Progressively-Generating-Better-Initial-Guesses-Towards-Next-Stages-forHigh-Quality-Human-Motion-Prediction
Official implementation of Progressively Generating Better Initial Guesses Towards Next Stages for High-Quality Human Motion Prediction (CVPR 2022 paper)
- Tiezheng Ma, School of Computer Science and Engineering, South China University of Technology, China, [email protected]
- Yongwei Nie, School of Computer Science and Engineering, South China University of Technology, China, [email protected]
- Chengjiang Long, Meta Reality Labs, USA, [email protected]
- Qing Zhang, School of Computer Science and Engineering, Sun Yat-sen University, China, [email protected]
- Guiqing Li, School of Computer Science and Engineering, South China University of Technology, China, [email protected]
This paper presents a high-quality human motion prediction method that accurately predicts future human poses given observed ones. Our method is mainly based on the observation that a good initial guess of the future pose sequence, such as the mean of future poses, is very helpful to improve the forecasting accuracy. This motivates us to design a novel two-stage prediction strategy, including an init-prediction network that just computes a good initial guess and a formal-prediction network that takes both the historical and initial poses to predict the target pose sequence. We extend this idea further and design a multi-stage prediction framework with each stage predicting initial guess for the next stage, which rewards us with significant performance gain. To fulfill the prediction task at each stage, we propose a network comprising Spatial Dense Graph Convolutional Networks (S-DGCN) and Temporal Dense Graph Convolutional Networks (T-DGCN). Sequentially executing the two networks can extract spatiotemporal features over the global receptive field of the whole pose sequence effectively.
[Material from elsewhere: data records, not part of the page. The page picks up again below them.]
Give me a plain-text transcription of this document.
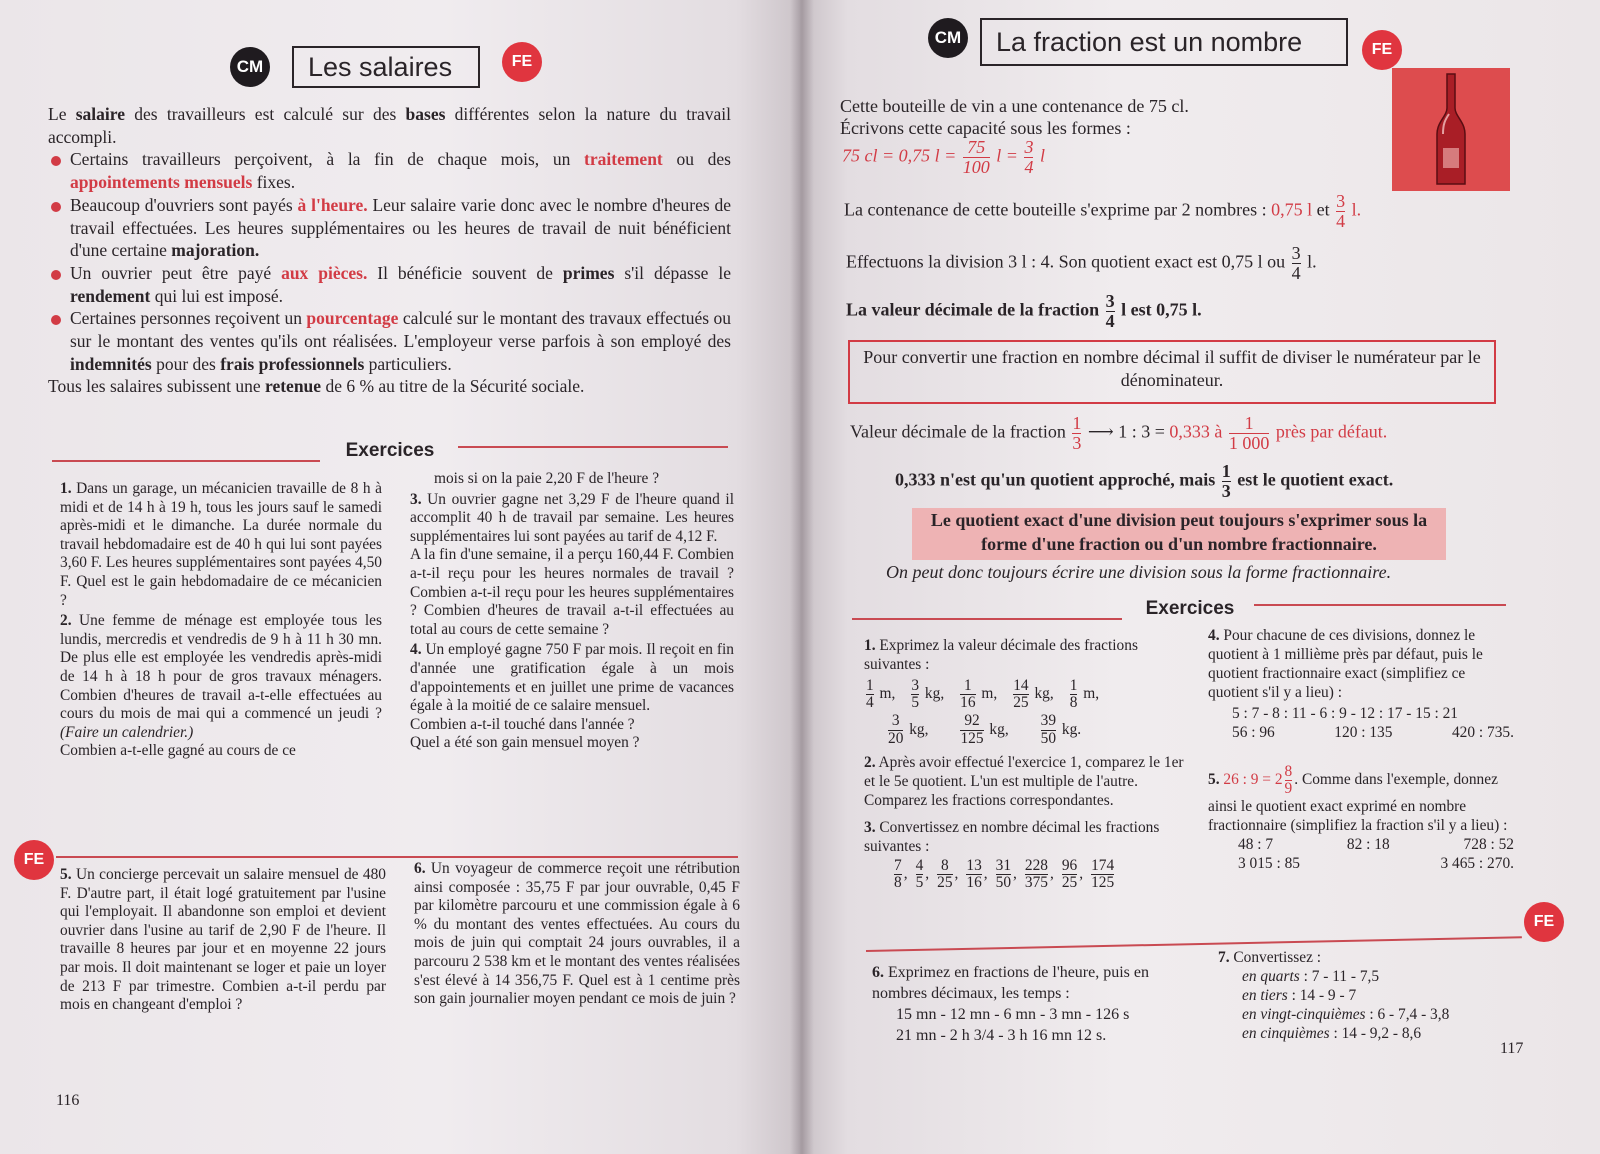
CM	Les salaires	FE

Le salaire des travailleurs est calculé sur des bases différentes selon la nature du travail accompli.

Certains travailleurs perçoivent, à la fin de chaque mois, un traitement ou des appointements mensuels fixes.

Beaucoup d'ouvriers sont payés à l'heure. Leur salaire varie donc avec le nombre d'heures de travail effectuées. Les heures supplémentaires ou les heures de travail de nuit bénéficient d'une certaine majoration.

Un ouvrier peut être payé aux pièces. Il bénéficie souvent de primes s'il dépasse le rendement qui lui est imposé.

Certaines personnes reçoivent un pourcentage calculé sur le montant des travaux effectués ou sur le montant des ventes qu'ils ont réalisées. L'employeur verse parfois à son employé des indemnités pour des frais professionnels particuliers.

Tous les salaires subissent une retenue de 6 % au titre de la Sécurité sociale.

Exercices

1. Dans un garage, un mécanicien travaille de 8 h à midi et de 14 h à 19 h, tous les jours sauf le samedi après-midi et le dimanche. La durée normale du travail hebdomadaire est de 40 h qui lui sont payées 3,60 F. Les heures supplémentaires sont payées 4,50 F. Quel est le gain hebdomadaire de ce mécanicien ?

2. Une femme de ménage est employée tous les lundis, mercredis et vendredis de 9 h à 11 h 30 mn. De plus elle est employée les vendredis après-midi de 14 h à 18 h pour de gros travaux ménagers. Combien d'heures de travail a-t-elle effectuées au cours du mois de mai qui a commencé un jeudi ? (Faire un calendrier.)
Combien a-t-elle gagné au cours de ce

mois si on la paie 2,20 F de l'heure ?

3. Un ouvrier gagne net 3,29 F de l'heure quand il accomplit 40 h de travail par semaine. Les heures supplémentaires lui sont payées au tarif de 4,12 F.
A la fin d'une semaine, il a perçu 160,44 F. Combien a-t-il reçu pour les heures normales de travail ? Combien a-t-il reçu pour les heures supplémentaires ? Combien d'heures de travail a-t-il effectuées au total au cours de cette semaine ?

4. Un employé gagne 750 F par mois. Il reçoit en fin d'année une gratification égale à un mois d'appointements et en juillet une prime de vacances égale à la moitié de ce salaire mensuel.
Combien a-t-il touché dans l'année ?
Quel a été son gain mensuel moyen ?

FE

5. Un concierge percevait un salaire mensuel de 480 F. D'autre part, il était logé gratuitement par l'usine qui l'employait. Il abandonne son emploi et devient ouvrier dans l'usine au tarif de 2,90 F de l'heure. Il travaille 8 heures par jour et en moyenne 22 jours par mois. Il doit maintenant se loger et paie un loyer de 213 F par trimestre. Combien a-t-il perdu par mois en changeant d'emploi ?

6. Un voyageur de commerce reçoit une rétribution ainsi composée : 35,75 F par jour ouvrable, 0,45 F par kilomètre parcouru et une commission égale à 6 % du montant des ventes effectuées. Au cours du mois de juin qui comptait 24 jours ouvrables, il a parcouru 2 538 km et le montant des ventes réalisées s'est élevé à 14 356,75 F. Quel est à 1 centime près son gain journalier moyen pendant ce mois de juin ?

116
CM	La fraction est un nombre	FE
Cette bouteille de vin a une contenance de 75 cl.
Écrivons cette capacité sous les formes :
75 cl = 0,75 $l = \frac{75}{100}$ $l = \frac{3}{4}$ l
La contenance de cette bouteille s'exprime par 2 nombres : 0,75 l et $\frac{3}{4} l$.
Effectuons la division 3 l : 4. Son quotient exact est 0,75 l ou $\frac{3}{4} l$.
La valeur décimale de la fraction $\frac{3}{4}$ l est 0,75 l.
Pour convertir une fraction en nombre décimal il suffit de diviser le numérateur par le dénominateur.
Valeur décimale de la fraction $\frac{1}{3}$ ⟶ 1 : 3 = 0,333 à $\frac{1}{1 000}$ près par défaut.
0,333 n'est qu'un quotient approché, mais $\frac{1}{3}$ est le quotient exact.
Le quotient exact d'une division peut toujours s'exprimer sous la forme d'une fraction ou d'un nombre fractionnaire.
On peut donc toujours écrire une division sous la forme fractionnaire.
Exercices

1. Exprimez la valeur décimale des fractions suivantes :

$\frac{1}{4} m$, $\frac{3}{5}$ kg, $\frac{1}{16} m$, $\frac{14}{25}$ kg, $\frac{1}{8} m$,

$\frac{3}{20}$ kg, $\frac{92}{125}$ kg, $\frac{39}{50}$ kg.

2. Après avoir effectué l'exercice 1, comparez le 1er et le 5e quotient. L'un est multiple de l'autre.
Comparez les fractions correspondantes.

3. Convertissez en nombre décimal les fractions suivantes :

$\frac{7}{8}$ , $\frac{4}{5}$ , $\frac{8}{25}$ , $\frac{13}{16}$ , $\frac{31}{50}$ , $\frac{228}{375}$ , $\frac{96}{25}$ , $\frac{174}{125}$

4. Pour chacune de ces divisions, donnez le quotient à 1 millième près par défaut, puis le quotient fractionnaire exact (simplifiez ce quotient s'il y a lieu) :

5 : 7 - 8 : 11 - 6 : 9 - 12 : 17 - 15 : 21

56 : 96	120 : 135	420 : 735.

5. 26 : $9 = 2 \frac{8}{9}$ . Comme dans l'exemple, donnez ainsi le quotient exact exprimé en nombre fractionnaire (simplifiez la fraction s'il y a lieu) :

48 : 7	82 : 18	728 : 52

3 015 : 85	3 465 : 270.

FE

6. Exprimez en fractions de l'heure, puis en nombres décimaux, les temps :

15 mn - 12 mn - 6 mn - 3 mn - 126 s

21 mn - 2 h 3/4 - 3 h 16 mn 12 s.

7. Convertissez :

en quarts : 7 - 11 - 7,5
en tiers : 14 - 9 - 7
en vingt-cinquièmes : 6 - 7,4 - 3,8
en cinquièmes : 14 - 9,2 - 8,6
117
All the above design choices cooperating together make our method outperform previous approaches by a large margin (6%-7% on Human3.6M, 5%-10% on CMU-MoCap, 13%-16% on 3DPW).
- Pytorch 1.8.0+cu11
- Python 3.7
- Nvidia RTX 2060
Human3.6m in exponential map can be downloaded from here.
CMU mocap was obtained from the repo of ConvSeq2Seq paper.
3DPW from their official website.
- Train on Human3.6M:
python main_h36m.py --data_dir [dataset path] --kernel_size 10 --dct_n 35 --input_n 10 --output_n 25 --skip_rate 1 --batch_size 16 --test_batch_size 32 --in_features 66 --cuda_idx cuda:0 --d_model 16 --lr_now 0.005 --epoch 50 --test_sample_num -1
- Train on CMU-MoCap:
python main_cmu_3d.py --data_dir [dataset path] --kernel_size 10 --dct_n 35 --input_n 10 --output_n 25 --skip_rate 1 --batch_size 16 --test_batch_size 32 --in_features 75 --cuda_idx cuda:0 --d_model 16 --lr_now 0.005 --epoch 50 --test_sample_num -1
- Train on 3DPW:
--data_dir [dataset path] --kernel_size 10 --dct_n 40 --input_n 10 --output_n 30 --skip_rate 1 --batch_size 32 --test_batch_size 32 --in_features 69 --cuda_idx cuda:0 --d_model 16 --lr_now 0.005 --epoch 50 --test_sample_num -1
Note:
-
kernel_size
: is the length of used input seqence. -
d_model
: is the latent code dimension of a joint. -
test_sample_num
: is the sample number for test dataset, can be set as{8, 256, -1(all)}
. For example, if it is set to8
, it means that 8 samples are sampled for each action as the test set.
After training, the checkpoint is saved in ./checkpoint/
.
Add --is_eval
after the above training commands.
The test result will be saved in ./checkpoint/
.
If you think our work is helpful to you, please cite our paper.
Ma T, Nie Y, Long C, et al. Progressively Generating Better Initial Guesses Towards Next Stages for High-Quality Human Motion Prediction[C]//Proceedings of the IEEE/CVF Conference on Computer Vision and Pattern Recognition. 2022: 6437-6446.